Regular colonoscopy procedure and other checkups would help with the early detection of cancer and other chronic diseases which, in turn, would help make the treatment more successful. But still, having a friend or family member with colon cancer or any other form of cancer is hard. It hurts to see anyone you love have to go through something like that. If that person is important to you, then it’s up to you to be there for them throughout this journey. It can be sad, awkward, and hard at times. It’s important, however, to know that your loved one values your friendship. In addition, those who are affected by government-created radiation may seek to apply for reca, which is a one-time benefit payment to persons who may have developed cancer or other specified diseases after being exposed to radiation from atomic weapons testing or uranium mining, milling, or transporting. Here are seven ways you can support someone who has cancer.
1.) Create an Open Door Policy
When someone you love is going through cancer treatment, it can be hard for them to reach out and admit that they need help. It’s up to you to let your loved one know that you’re there for them, no matter what, and no matter when. Tell them that there’s an open door policy and they can call you at midnight if they need too. Reassuring them that you’ll always be around is something they will appreciate hearing.
2.) Understand They Won’t Always Be Up For Talking
Going through cancer treatment really takes a toll on a person’s mental and physical health. It’s up to you to understand that there will be times when the relationship is tested. Your friend or family member isn’t always going to feel their best.
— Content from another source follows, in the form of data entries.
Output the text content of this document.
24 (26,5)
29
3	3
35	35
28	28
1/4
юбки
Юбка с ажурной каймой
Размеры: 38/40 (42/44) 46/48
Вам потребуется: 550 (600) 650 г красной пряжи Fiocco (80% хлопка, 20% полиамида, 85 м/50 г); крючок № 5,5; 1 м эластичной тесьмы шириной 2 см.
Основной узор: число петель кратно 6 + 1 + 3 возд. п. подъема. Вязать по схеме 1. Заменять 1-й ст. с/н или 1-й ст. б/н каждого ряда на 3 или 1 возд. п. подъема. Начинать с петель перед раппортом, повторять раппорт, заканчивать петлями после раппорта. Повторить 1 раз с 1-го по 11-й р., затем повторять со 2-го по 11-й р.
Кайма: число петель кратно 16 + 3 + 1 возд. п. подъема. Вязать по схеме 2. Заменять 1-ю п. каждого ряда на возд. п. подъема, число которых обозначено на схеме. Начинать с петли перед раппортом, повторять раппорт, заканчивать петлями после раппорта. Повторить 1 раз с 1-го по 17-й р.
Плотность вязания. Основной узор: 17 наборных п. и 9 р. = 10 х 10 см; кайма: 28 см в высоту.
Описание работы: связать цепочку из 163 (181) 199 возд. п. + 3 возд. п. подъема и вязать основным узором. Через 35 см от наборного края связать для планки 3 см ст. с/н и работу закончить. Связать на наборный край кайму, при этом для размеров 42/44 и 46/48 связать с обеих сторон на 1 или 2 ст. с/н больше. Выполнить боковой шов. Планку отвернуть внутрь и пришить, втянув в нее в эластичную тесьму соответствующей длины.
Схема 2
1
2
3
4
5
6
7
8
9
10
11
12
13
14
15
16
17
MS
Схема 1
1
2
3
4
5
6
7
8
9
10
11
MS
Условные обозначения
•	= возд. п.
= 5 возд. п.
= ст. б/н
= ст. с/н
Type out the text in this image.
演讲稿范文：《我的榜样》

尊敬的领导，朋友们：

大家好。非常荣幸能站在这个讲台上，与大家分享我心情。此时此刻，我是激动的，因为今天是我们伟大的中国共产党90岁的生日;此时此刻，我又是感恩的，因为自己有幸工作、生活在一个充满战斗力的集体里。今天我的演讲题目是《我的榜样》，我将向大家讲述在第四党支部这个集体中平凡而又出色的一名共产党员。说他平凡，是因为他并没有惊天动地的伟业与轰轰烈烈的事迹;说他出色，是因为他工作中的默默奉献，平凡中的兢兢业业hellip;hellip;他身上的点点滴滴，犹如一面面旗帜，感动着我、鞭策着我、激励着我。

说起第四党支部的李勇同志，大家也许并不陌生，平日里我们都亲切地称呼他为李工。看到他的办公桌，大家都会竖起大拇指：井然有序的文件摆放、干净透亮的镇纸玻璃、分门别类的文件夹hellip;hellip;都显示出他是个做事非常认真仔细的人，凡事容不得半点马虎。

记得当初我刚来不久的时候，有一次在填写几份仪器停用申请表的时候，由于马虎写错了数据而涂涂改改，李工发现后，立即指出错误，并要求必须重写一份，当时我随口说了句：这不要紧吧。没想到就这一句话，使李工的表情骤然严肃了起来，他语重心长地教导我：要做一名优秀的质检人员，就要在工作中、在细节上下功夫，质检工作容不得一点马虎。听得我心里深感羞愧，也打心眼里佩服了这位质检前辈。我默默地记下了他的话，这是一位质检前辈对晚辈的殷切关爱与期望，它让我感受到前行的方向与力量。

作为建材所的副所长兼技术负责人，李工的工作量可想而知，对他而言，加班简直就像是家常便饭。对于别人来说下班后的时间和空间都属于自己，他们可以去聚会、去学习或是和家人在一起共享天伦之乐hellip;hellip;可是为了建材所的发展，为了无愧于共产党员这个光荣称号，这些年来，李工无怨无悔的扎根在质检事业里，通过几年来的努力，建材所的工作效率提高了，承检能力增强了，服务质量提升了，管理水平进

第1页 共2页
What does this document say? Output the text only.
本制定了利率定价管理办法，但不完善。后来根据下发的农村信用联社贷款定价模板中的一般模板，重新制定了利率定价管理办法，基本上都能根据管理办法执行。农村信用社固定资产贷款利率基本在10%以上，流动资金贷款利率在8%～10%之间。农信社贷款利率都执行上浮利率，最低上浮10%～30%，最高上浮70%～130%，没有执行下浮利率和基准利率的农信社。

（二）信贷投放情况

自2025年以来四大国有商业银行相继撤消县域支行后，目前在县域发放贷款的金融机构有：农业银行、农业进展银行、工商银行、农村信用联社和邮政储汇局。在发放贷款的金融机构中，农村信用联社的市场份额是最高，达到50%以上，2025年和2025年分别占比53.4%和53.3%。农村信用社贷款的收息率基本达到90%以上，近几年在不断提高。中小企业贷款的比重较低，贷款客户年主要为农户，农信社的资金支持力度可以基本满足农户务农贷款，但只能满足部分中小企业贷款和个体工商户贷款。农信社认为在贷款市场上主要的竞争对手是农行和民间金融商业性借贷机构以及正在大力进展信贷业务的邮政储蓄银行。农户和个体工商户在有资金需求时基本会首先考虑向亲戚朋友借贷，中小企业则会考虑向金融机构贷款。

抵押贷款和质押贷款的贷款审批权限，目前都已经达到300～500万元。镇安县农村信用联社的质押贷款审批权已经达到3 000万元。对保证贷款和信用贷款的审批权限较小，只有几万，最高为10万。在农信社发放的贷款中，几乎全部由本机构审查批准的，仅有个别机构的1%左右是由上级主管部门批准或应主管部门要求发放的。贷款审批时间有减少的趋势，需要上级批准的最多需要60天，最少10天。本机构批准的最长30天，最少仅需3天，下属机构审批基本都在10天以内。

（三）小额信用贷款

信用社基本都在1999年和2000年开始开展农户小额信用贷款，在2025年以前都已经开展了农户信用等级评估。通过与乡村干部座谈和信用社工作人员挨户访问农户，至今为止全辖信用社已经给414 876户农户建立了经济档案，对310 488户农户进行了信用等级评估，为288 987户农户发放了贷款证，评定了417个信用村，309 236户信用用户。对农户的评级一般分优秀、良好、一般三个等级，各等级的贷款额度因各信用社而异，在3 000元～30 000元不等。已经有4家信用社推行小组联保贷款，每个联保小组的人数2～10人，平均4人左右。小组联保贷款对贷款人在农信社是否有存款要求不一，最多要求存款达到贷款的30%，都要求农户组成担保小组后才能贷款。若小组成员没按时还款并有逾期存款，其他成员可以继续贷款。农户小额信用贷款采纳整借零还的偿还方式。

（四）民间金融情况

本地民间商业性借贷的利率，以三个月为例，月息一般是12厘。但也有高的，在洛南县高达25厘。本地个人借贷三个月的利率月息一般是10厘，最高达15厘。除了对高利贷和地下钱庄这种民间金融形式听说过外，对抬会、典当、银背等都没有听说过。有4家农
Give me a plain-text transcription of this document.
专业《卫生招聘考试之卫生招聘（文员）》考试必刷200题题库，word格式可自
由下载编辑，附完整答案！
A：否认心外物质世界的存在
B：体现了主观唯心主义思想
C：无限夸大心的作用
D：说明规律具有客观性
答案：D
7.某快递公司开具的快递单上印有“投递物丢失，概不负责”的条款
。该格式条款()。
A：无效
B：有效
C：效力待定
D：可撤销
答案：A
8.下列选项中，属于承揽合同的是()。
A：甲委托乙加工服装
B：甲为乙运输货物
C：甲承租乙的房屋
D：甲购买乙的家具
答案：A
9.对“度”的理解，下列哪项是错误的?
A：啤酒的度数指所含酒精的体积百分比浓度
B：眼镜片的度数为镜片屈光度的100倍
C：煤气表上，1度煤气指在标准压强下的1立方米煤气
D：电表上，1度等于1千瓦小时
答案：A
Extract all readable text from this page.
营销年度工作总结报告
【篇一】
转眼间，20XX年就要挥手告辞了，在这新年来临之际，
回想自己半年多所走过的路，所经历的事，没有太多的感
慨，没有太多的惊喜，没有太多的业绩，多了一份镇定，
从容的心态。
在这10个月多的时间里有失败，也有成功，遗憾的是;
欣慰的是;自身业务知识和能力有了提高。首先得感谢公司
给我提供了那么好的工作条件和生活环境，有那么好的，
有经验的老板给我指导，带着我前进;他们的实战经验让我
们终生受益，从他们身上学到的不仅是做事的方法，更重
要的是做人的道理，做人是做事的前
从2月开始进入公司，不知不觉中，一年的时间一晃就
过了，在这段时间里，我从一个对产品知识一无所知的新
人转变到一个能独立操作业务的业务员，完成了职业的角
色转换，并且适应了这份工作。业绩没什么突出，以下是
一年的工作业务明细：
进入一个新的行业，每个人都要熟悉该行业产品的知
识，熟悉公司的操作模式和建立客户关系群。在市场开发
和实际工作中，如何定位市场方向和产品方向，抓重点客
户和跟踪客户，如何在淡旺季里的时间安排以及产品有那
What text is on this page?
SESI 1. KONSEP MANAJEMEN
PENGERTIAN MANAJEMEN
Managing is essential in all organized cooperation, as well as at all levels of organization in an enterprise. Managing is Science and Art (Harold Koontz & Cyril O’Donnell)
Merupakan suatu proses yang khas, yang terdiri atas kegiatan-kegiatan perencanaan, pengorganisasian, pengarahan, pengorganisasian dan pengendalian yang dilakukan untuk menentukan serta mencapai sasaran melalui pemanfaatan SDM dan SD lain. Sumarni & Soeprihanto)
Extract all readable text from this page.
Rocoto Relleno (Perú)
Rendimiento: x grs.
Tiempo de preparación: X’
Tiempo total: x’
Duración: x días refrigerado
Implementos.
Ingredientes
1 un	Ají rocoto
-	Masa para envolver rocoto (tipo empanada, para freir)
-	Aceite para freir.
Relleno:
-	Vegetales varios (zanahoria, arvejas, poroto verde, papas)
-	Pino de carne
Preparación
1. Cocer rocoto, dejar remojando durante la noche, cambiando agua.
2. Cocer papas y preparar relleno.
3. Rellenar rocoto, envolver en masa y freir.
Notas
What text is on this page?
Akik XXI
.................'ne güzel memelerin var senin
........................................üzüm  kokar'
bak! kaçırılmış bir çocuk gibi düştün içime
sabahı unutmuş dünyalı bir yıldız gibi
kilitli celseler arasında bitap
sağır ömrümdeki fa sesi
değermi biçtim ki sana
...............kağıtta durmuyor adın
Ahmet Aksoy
They might lash out. It’s because they’re going through something frightening and heartbreaking. If they don’t want to talk or see you, don’t take it personally. They might just need their space.
3.) Check On Them Without Being Overbearing
Your loved one with cancer will love knowing they have someone like you that they can rely on. When they’re going through something like this, you checking in on them means a lot. It’s a fine line, though. Sometimes, people don’t want to feel smothered. They don’t want to feel weak and helpless. They want to know that you’re there if they need you, but they also want to know that people still trust them to have some independence.
4.) Don’t Treat Them Like They’re Dying
Everyone is different and only you’ll be able to judge how your loved one is feeling throughout their battle with cancer. Sometimes, they don’t want to be reminded that they’re sick. They get that enough from other people. When they’re hanging out with their friends, they look forward to a sense of normalcy. Therefore, do what you can to recreate the good times before. If you don’t have to drastically change your relationship, don’t. They’re going through enough changes already.
5.) Ask Them What They Need From You
One of the best ways you can support someone is simply by lending an ear. Tell them that you’re there for whatever they need. Ask them if they need your help with anything that will make their life easier. Do they need someone to go to appointments with them? Do they need time to just go for walks and decompress? Do they need help with cooking or cleaning? Ask them how you can support them throughout all of this. It’s easier to be honest and ask instead of guessing and skirting around the subject.
6.) Keep Some Routines The Same
If you can, recreate the same routines you and your friend had before they started their battle with cancer. Sometimes, that means you have to modify them. Did you used to grab brunch at your favorite restaurant on the weekends? If that’s too much, bring the brunch to your friend! Used to get your nails done? Offer to paint their nails.
7.) Surprise Them With Care Baskets
A simple and thoughtful way to show your friend your thinking of them is by surprising them with care baskets. You can leave little baskets on their porch, especially on days when you might know they have chemotherapy. It can be a small way to make them smile.
It’s easy to be a good friend or family member to someone going through cancer. At the end of the day, they just care about you mainly being there. Be supportive, know when they need you, and know when they may need your space.